Selon ses dernières volontés, Lily fut enterrée en France, à Paris, au cimetière du Père Lachaise auprès de ses parents. Ce même cimetière où elle appréciait flâner pour y rencontrer d’immortelles célébrités et d’illustres inconnus comme elle aimait le raconter.
Le déchirement était tel pour William que celui-ci ne put se résigner à rentrer à New York. Il ressentait un sentiment d’abandon en s’éloignant d’elle. Pour atténuer cette culpabilité, il créa un cabinet d’architecture à Paris, une antenne du cabinet new yorkais, et fit de la capitale française sa ville d’adoption. Il put ainsi se recueillir aussi souvent que possible sur la tombe de sa tendre épouse et y déposer une rose rouge à chacun de ses passages.
Lou et Baptiste, alors âgés respectivement de cinq et trois ans, furent déracinés pour grandir en France, loin de la vie tumultueuse new yorkaise mais en plein cœur de la ville lumière.
Sans leur mère, la vie était évidemment moins facile pour les enfants Stenler. De nouvelles habitudes se mirent en place. Des personnes, inconnues jusque-là, entrèrent dans leur vie au quotidien. Leur père était sans cesse en déplacement entre les États-Unis, le Canada, la Russie et la France pour gérer ses affaires. Pendant ce temps-là, Lou et Baptiste étaient élevés par des nourrices qui se succédaient aussi souvent que les conquêtes de William franchissaient le seuil de leur hôtel particulier parisien. Après la mort de Lily, leur père ne sut plus vraiment s’investir sérieusement dans une relation durable. Bel homme et fortuné, il n’avait aucun mal à combler son manque affectif au gré de ses envies sans pour autant s’attacher. Il butinait de conquête en conquête.
Lou et Baptiste grandirent quasiment livrés à eux-mêmes. Ils représentaient les deux seules pièces permanentes et irremplaçables du tableau familial. William tenait à ses enfants comme à la prunelle de ses yeux. C’était le dernier lien existant avec Lily. Malheureusement, accaparé par le travail, William n’avait que peu de temps à consacrer à l’éducation de sa famille. Il subvenait aisément financièrement aux besoins de ses enfants. Mais l’amour d’un père auquel pouvaient prétendre le frère et la sœur Stenler, n’était pas souvent au rendez-vous et semblait avoir disparu en même temps que leur mère.
Les années défilèrent tant bien que mal pour Lou et Baptiste dans un confort matériel indéniable et un inconfort sentimental incontestable. Les deux jeunes gens trainaient toujours ensemble. Ils tissèrent des liens très forts. Ils s’étaient promis d’être toujours là l’un pour l’autre dès leur plus jeune âge.
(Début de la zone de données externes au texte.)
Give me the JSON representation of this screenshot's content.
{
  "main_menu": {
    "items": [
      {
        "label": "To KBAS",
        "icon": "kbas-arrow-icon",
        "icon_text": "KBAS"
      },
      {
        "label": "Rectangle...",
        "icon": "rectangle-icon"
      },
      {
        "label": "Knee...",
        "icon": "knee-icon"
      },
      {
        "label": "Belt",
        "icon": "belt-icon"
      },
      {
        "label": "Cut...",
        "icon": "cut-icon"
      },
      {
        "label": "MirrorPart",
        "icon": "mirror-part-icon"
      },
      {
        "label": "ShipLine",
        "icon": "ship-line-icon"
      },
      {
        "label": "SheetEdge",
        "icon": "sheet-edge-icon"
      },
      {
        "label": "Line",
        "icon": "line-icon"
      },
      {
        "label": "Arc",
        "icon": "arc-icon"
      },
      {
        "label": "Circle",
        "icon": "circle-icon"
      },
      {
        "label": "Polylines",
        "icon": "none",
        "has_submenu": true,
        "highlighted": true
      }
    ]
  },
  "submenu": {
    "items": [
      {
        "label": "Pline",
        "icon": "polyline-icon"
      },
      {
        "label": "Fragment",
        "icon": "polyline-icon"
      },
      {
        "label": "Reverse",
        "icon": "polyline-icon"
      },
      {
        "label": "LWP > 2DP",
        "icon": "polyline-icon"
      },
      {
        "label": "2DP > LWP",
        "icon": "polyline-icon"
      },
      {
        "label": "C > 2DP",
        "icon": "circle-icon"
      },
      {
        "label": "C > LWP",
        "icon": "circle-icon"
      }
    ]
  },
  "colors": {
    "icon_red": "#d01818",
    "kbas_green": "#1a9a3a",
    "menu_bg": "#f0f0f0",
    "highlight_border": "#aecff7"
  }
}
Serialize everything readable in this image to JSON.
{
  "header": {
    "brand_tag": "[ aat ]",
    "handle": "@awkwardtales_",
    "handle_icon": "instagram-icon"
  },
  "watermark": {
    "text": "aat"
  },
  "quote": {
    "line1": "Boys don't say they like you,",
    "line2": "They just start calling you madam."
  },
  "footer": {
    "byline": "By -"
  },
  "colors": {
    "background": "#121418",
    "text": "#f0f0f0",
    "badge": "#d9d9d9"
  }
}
Forts de leur complicité et de leur soutien réciproque, les enfants Stenler voulaient conquérir le monde. Ils eurent une scolarité exemplaire. Aucun des deux ne faillit dans leur parcours. Lou sortit diplômée d’une grande école de commerce tout en suivant parallèlement une école d’art. Baptiste, quant à lui, se dirigea vers des études de médecine et se spécialisa en psychiatrie.